If 'source code' includes tests, then absolutely. If you have automated acceptance tests (good ones) then they tell you what the solution does and why it does it - and they never go out of date.
And the same for lower level unit tests - you don't need to see a design *if* the tests are good & expressive.
In some cases, however, it may be the case that a high level design document is produced.
This can be useful as it tends to flush out elements of a technical design, that require further definition, or those that simply won't work.
I certainly wouldn't be expecting to produce this after development is complete.
Business user and business analyst engage to try and determine requirements, from which emerges a badly written BRD, with virtually none of the pre-requisite detail.
Business analyst and technical analyst engage to discuss requirement, from which emerges a, poor quality, functional-spec, due to the lack of definition of the business requirement.
BA tries to translate gobbledygook to English for the end user, with as much smoke and mirrors, as possible, purely to get the thing signed off.
Solution picked, usually by who holds the strongest political will, in the organisation, at that time, or which software company provides the best lunches.
Technical analyst, systems architect and developers engage to try and thrash out, some kind of, design document and/or tech spec.
Development handed over to, untrained, off shore team, chosen by whatever offshore provider was the cheapest, on that day.
Solution gets delivered two years late, with 80% of the functionality missing, by which time, the competitive advantage is lost, or, the business user has either lost interest, or have left the business.
Generally what someone thinks they want and what they actually need are quite different. It is much easier to understand when you have something in front of you to complain about, so there is a lot to be said for "just deliver something".

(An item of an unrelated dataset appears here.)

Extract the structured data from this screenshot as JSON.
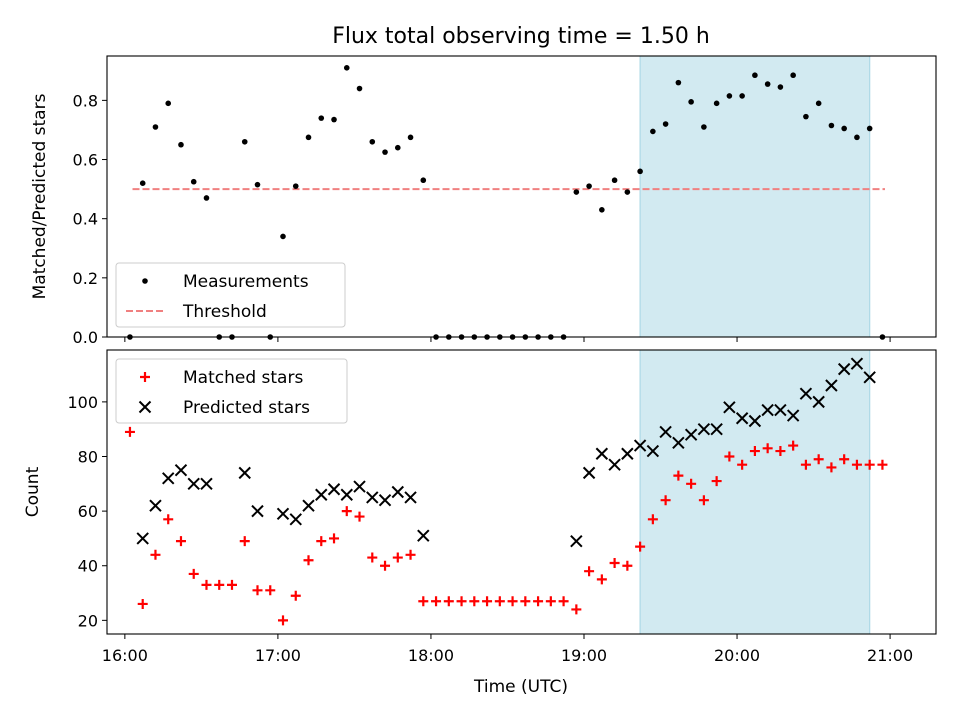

You forgot the bit where the solution had been determined by the CEO on the golf course and the rest of the organisation are left to make it so.
I thought this covered it, apologies, if not :-
Solution picked, usually by who holds the strongest political will, in the organisation, at that time, or which software company provides the best lunches.
In some cases, however, it may be the case that a high level design document is produced.
This can be useful as it tends to flush out elements of a technical design, that require further definition, or those that simply won't work.
I certainly wouldn't be expecting to produce this after development is complete.
Sure. But the question is (and I can think of situations where it is worthwhile for large systems) do you want to keep them for posterity (and therefore keep them up-to-date throughout).
Sure. But the question is (and I can think of situations where it is worthwhile for large systems) do you want to keep them for posterity (and therefore keep them up-to-date throughout).
Hmmmm, difficult one.
I have usually used them to prove the architectural concept.
Important in what I do, as I work with enterprise level stuff that all has to talk to each other.